Landing Point · DE Germany
| Cable | Status |
|---|---|
| Fehmarn Bält | Active |
RTT measurements to this landing point from 2026-03-18 through 2026-06-28 - live ICMP round-trip time via our monitoring probes. Recomputed daily. ✓ No anomalies detected in the monitored period.
| Probe | Location | Samples | Avg |
|---|---|---|---|
| #1014473 own probe | Minsk BY | 8 | 25.5 ms |
| #6410 own probe | Sao Paulo BR | 4 | 195.2 ms |
| #6427 own probe | Sydney AU | 4 | 245.8 ms |
| #1014589 own probe | Almaty KZ | 4 | 109.7 ms |
| #1014597 own probe | Tbilisi GE | 4 | 49.7 ms |
| #1014969 own probe | Jerusalem IL | 4 | 29.2 ms |
| #1016031 own probe | Kyiv UA | 4 | 38.6 ms |
| #1015523 own probe | Moscow RU | 2 | 33.7 ms |
| #1015563 own probe | Saint Petersburg RU | 2 | 35.0 ms |
| #1015932 own probe | Odessa UA | 2 | 44.0 ms |
| #1015313 own probe | Sevastopol UA | 1 | 91.9 ms |
Puttgarden is a village and ferry harbour located on the German island of Fehmarn, positioned along the Fehmarnbelt strait that separates Germany from Denmark. This coastal setting places Puttgarden in a natural corridor between the two countries, and it is this same geography that underlies its role in the submarine cable network. One submarine cable lands at Puttgarden, connecting Germany directly to Denmark across the Fehmarnbelt.
The single cable landing here, the Fehmarn Bält, is a short cross-strait system reflecting the modest distance — approximately 18 kilometres — between Fehmarn and the Danish island of Lolland. Though Puttgarden hosts only one cable, it represents a direct bilateral link between Germany and Denmark, forming part of the broader Baltic and Northern European submarine cable picture.
The Fehmarn Bält is the sole submarine cable landing at Puttgarden. Stretching approximately 20 kilometres, the cable reached ready-for-service status in 2000, though it carries draft status. It connects Germany and Denmark, crossing the Fehmarnbelt strait between Puttgarden on the German side and a corresponding landing point in Denmark. Its short length reflects the narrow nature of the strait it traverses, making it one of the shorter submarine cable systems landing anywhere in Germany.
Within Germany's nine submarine cable landing points, Puttgarden sits alongside other single-cable locations including Friedrichshafen, Markgrafenheide, and Meersburg, placing it in the lower tier by cable count. Rostock leads among German landing points with three cables, while Konstanz and Wilhelmshaven each host two. Puttgarden ranks in the top 67 percent of German landing points by cable count, reflecting the fact that single-cable landings are common across Germany's submarine infrastructure.

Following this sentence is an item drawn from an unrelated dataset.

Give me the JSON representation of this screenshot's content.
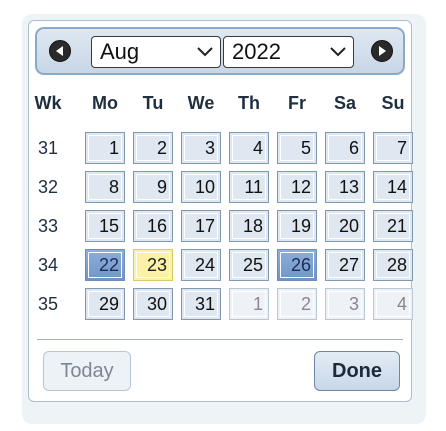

Puttgarden functions as a single-cable terminus rather than a multi-cable hub, anchoring one end of the Fehmarn Bält system on German soil. The cable it hosts establishes a direct submarine link between Germany and Denmark, enabling connectivity across the Fehmarnbelt strait along one of Northern Europe's most historically significant cross-border corridors. The short span of the cable underscores the point-to-point, bilateral character of this particular connection rather than any broader intercontinental routing role.
In the regional submarine cable graph, Puttgarden's significance lies in providing a dedicated undersea pathway between Germany and Denmark at one of the narrowest natural crossings between the two countries, complementing the broader set of submarine connections that reach Germany from more distant endpoints elsewhere in the North Sea and Baltic regions.
What next: Puttgarden, Germany in the global directory of cable landing points; see surrounding routes on the interactive submarine cable map or follow live network monitoring.